Sob todo o aprumo e educação, Celeste é uma predadora. Quando decide seduzir Jack, o jovem sente-se nas nuvens, mas não tarda a afundar-se; à medida que a novidade esmorece e o corpo do rapaz começa a ganhar contornos de adulto, Celeste começa a perscrutar as turmas em busca de uma próxima conquista.

A primeira coisa que me chamou a atenção foi a capa, que é genial! Os olhares de curiosidade nos transportes públicos são a prova de que uma imagem vale mesmo mais que palavras...

O livro ser contado do ponto de vista de Celeste é interessante. Sempre achei perturbante ler ou ver algo que tivesse a ver com pedofilia, mas a pedofilia no feminino é um tema pouco debatido e achei que vindo de uma autora que é professora de escrita criativa, teria a rara oportunidade de ler uma história complexa e perceber o que poderá passar-se na mente de uma pedófila.

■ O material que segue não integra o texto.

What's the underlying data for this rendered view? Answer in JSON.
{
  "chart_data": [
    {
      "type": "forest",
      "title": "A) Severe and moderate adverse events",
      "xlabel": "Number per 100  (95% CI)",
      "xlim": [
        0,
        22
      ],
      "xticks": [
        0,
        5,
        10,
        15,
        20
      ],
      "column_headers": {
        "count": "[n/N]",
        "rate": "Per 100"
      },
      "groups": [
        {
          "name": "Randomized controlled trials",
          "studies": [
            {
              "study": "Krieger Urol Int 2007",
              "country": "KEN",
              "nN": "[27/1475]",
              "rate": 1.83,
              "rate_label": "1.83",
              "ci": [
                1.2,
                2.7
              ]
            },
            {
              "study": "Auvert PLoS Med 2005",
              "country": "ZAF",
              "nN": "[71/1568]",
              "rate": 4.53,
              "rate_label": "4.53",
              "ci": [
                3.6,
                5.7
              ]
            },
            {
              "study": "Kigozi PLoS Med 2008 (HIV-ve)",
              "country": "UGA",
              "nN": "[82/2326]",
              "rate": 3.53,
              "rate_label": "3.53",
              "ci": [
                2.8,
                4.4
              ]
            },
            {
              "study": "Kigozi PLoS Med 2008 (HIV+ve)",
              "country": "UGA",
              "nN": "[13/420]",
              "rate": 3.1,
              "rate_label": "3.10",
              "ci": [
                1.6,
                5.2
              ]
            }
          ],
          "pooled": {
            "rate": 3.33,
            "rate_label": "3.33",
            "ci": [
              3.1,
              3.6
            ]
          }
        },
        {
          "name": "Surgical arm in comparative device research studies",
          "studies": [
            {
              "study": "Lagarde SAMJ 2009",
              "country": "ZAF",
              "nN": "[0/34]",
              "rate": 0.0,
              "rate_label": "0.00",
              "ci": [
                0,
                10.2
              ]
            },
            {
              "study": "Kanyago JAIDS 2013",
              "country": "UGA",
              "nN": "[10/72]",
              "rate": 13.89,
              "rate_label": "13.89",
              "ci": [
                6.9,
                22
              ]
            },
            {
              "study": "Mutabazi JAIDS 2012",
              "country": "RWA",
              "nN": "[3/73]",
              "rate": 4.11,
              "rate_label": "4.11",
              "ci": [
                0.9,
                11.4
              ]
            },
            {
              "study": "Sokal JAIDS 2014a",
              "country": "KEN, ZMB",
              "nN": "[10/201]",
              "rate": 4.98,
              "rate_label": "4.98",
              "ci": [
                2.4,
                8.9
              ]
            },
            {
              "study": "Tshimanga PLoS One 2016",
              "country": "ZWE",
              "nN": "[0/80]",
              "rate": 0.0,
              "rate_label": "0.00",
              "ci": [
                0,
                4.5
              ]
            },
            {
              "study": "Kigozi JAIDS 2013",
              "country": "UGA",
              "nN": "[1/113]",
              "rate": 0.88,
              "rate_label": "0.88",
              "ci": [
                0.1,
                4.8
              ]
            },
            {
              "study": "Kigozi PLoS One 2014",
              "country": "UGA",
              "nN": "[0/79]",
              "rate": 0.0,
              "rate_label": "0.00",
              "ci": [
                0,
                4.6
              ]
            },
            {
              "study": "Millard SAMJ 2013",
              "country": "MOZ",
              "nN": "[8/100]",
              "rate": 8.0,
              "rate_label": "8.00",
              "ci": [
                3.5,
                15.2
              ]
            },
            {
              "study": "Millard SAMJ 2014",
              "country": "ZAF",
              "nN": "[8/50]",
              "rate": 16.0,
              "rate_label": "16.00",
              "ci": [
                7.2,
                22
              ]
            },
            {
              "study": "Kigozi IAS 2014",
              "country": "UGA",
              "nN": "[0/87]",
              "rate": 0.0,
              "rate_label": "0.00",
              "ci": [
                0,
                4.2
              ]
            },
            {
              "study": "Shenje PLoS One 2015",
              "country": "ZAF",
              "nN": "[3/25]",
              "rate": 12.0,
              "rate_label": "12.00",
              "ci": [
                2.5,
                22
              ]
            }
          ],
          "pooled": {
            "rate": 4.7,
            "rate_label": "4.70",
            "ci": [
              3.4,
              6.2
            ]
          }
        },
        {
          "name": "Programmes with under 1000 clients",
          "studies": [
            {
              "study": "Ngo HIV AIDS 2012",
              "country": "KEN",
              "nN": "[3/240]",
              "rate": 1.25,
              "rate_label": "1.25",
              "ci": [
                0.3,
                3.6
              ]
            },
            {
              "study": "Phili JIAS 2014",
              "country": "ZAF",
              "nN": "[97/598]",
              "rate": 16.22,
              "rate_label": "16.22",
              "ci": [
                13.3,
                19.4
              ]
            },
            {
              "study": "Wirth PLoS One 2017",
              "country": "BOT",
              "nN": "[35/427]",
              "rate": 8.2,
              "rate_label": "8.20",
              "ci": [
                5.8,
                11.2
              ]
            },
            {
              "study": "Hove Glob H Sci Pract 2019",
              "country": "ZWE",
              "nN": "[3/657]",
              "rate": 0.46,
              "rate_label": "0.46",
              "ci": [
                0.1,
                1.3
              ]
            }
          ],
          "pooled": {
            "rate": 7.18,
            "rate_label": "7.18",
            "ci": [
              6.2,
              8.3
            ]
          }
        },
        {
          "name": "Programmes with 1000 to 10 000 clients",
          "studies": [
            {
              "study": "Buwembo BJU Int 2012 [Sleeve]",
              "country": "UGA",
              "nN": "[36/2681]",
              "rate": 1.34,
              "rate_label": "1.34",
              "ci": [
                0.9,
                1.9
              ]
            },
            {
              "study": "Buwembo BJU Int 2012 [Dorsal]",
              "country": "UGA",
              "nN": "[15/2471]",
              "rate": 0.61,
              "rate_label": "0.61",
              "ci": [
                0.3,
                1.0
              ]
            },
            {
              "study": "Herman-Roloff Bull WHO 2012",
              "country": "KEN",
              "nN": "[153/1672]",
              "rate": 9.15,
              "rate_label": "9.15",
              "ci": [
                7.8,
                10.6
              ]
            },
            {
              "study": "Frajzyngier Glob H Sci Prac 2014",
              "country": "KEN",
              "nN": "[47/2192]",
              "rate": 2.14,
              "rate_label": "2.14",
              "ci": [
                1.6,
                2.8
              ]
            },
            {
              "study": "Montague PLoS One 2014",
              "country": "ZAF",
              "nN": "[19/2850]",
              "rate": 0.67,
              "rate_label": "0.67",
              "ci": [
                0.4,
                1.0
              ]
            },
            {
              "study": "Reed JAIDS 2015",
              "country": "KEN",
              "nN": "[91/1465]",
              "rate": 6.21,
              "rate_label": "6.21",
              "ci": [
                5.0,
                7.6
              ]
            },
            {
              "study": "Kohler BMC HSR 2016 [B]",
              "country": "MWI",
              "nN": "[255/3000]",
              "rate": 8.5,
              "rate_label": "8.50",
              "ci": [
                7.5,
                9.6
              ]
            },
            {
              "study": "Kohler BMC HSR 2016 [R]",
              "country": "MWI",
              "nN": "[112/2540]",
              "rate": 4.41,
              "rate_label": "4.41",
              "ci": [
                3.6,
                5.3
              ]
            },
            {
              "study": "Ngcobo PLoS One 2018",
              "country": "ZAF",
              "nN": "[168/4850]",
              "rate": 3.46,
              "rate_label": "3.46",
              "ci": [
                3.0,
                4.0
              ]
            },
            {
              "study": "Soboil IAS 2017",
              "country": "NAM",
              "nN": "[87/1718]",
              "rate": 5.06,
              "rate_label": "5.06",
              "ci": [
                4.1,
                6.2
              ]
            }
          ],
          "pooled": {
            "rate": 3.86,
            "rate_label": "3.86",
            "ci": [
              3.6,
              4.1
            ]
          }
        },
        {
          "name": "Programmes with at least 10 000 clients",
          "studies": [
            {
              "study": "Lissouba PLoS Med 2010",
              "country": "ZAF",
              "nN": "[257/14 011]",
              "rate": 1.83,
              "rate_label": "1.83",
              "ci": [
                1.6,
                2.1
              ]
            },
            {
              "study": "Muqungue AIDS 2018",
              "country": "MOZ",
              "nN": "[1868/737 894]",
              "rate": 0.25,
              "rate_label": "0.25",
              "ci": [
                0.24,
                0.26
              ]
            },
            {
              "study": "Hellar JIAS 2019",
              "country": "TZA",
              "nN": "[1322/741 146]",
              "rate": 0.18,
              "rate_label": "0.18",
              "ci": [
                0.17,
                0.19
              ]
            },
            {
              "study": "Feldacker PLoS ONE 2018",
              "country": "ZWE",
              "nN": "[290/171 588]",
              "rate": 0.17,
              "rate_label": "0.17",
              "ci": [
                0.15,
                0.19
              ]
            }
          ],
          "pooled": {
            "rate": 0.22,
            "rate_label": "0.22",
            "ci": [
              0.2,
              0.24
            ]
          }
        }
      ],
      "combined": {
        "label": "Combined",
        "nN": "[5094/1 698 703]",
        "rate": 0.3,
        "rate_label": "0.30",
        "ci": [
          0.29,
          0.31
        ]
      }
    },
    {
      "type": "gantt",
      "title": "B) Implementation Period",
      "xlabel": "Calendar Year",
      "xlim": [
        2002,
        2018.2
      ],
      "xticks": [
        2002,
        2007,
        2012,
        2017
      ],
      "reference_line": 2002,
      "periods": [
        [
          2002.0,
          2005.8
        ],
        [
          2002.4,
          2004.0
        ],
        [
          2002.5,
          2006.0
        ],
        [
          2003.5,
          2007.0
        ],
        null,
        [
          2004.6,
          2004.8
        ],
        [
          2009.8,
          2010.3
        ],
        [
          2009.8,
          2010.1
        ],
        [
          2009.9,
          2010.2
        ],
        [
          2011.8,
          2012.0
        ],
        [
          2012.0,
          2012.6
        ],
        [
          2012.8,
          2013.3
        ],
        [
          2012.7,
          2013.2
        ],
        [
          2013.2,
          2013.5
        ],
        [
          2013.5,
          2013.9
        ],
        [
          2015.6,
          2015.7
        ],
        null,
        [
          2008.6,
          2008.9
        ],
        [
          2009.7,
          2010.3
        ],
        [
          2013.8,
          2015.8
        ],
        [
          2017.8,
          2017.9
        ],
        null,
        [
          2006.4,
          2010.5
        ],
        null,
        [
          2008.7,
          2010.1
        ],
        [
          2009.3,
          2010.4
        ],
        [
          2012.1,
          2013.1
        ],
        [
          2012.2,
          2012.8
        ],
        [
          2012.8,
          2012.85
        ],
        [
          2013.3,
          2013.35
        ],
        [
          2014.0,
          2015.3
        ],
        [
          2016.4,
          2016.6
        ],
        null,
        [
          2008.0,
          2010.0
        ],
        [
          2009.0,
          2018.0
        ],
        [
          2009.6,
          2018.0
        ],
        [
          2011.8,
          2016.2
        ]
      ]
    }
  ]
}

A autora escolheu aprofundar outros aspectos e o que temos é uma história narrada em tom ligeiro, com linguagem gráfica e muitas descrições sexuais, ao ponto de o livro - espremido - ser apenas isso. De Celeste apenas percebemos que é loura, depravada e de um calculismo atroz. Tudo o que faz e diz é pensado para atingir a satisfação sexual, não restando mais nada.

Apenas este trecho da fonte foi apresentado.